I was playing catch with my dogs today in the desert and came across several unusually green plants growing in a somewhat remote location here in Southern Utah. I genuinely thought it was watermelon, and that I was on someone's garden when I came across them, lol. They looked wild, uncared for, and looked pretty good considering. No sign of water close by seeing as how they were the only thing growing. It hasn't rained here in a couple of months, and it's been over 100f for at least a couple of weeks with humidity in the teens or lower.
I read online people claim it works as a pesticide? It is about the nastiest tasting thing ever (talk about pucker face, lol, trust me), but the seeds are high in fat and protein (30% of each) from what I've read. That awful taste makes me wonder? I read that it's virtually pest free itself? Is there something to the idea of grinding it up and spraying it on other plants in the garden? Any results from anyone?
I pulled a melon off, opened it up, and saved the seeds to see if I can get them to sprout.
Just curious about any positive or negative feedback about them. I threw the cut melon into the chicken coop, and they pecked at it a little. I read it'll clean a human's intestinal track out pretty good......are my chickens going to have the shits for the next month?

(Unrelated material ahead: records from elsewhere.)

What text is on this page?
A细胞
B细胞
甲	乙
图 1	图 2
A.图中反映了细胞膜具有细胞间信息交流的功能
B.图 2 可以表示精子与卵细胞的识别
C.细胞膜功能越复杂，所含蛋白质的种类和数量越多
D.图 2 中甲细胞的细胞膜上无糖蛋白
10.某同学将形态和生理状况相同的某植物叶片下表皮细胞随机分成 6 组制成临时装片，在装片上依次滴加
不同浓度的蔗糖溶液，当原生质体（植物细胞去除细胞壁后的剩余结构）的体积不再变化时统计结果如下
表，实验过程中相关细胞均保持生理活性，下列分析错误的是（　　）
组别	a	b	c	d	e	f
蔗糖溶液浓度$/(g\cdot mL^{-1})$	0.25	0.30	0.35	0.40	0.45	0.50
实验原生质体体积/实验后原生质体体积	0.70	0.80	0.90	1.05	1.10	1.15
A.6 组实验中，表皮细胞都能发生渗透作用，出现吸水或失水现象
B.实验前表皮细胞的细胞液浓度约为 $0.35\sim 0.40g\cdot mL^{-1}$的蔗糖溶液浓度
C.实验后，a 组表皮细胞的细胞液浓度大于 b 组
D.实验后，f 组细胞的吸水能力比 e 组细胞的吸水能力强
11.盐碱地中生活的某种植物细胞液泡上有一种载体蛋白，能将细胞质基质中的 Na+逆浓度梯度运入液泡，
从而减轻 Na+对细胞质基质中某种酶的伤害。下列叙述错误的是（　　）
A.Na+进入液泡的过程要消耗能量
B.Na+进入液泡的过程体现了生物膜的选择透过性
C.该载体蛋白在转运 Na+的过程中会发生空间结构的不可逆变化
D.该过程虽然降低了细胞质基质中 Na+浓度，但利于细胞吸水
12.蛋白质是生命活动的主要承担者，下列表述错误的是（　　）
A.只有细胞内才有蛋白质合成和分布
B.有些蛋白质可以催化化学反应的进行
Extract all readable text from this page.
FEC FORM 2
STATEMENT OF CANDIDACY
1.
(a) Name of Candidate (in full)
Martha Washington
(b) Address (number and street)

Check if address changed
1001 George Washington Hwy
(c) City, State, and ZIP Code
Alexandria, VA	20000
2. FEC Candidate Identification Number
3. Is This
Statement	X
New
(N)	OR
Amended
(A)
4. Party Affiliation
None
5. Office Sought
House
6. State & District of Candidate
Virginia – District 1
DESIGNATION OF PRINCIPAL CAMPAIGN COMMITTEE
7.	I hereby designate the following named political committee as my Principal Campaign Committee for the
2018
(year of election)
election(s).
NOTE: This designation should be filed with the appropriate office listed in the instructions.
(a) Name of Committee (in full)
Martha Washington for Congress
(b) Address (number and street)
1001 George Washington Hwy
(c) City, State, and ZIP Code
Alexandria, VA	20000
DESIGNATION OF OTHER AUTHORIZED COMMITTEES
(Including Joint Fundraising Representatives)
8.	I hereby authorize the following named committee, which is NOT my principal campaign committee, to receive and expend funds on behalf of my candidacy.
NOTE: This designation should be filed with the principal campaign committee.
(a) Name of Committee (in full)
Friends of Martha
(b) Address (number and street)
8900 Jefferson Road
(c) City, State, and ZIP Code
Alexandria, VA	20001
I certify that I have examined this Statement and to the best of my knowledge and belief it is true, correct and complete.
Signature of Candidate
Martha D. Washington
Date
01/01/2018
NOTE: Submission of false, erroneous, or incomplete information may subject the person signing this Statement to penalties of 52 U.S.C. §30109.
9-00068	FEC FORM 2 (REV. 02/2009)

It just seems like I should be planting this thing everywhere I can out here. It's perennial, and grows a gigantic tap root. That's what I'm looking for, right? Lot's of survival uses for it, but realistically I don't foresee needing it for that. Just as a perennial that can feed my animals, wont need water, and can be used as compost. Wow if it's an organic pesticide as well? It just seems like it'd be more popular if all that were all true.
Cool. Coyote Melon/Gourd.
" The pulp within the fruit is unpalatable, but was utilized by native people and during the depression, for soap. Clothing laundered with the soap reportedly helps to repel body lice.
The seeds are edible, unlike the pulp, and contain value as a source of protein (31%), and cooking oil (30%). The dried gourds have been used as rattles and containers. After the plant has gone to fruit, the stems dry up and wither away, later to re-sprout from the tuberous root once sufficient rains return."
AKA Chichicoyotl, "Trickster Gourd." O'odham mothers would put the juice on their breasts when they wanted to wean a toddler. Bet it worked the first time...that has got to be the bitterest stuff in existence.
Great fun for batting practice either green or dry.
Location: St. George, UT. Zone 8a Dry/arid. 8" of rain in a good year.
Phil, that is just wrong. How inhumane to do that to a child. Ruined for life after that I'd guess! lol The psychological damage has got to be immeasurable!
Too bad I don't play sports! Probably good to swing a golf club at too? A fun way to propagate the plant for sure!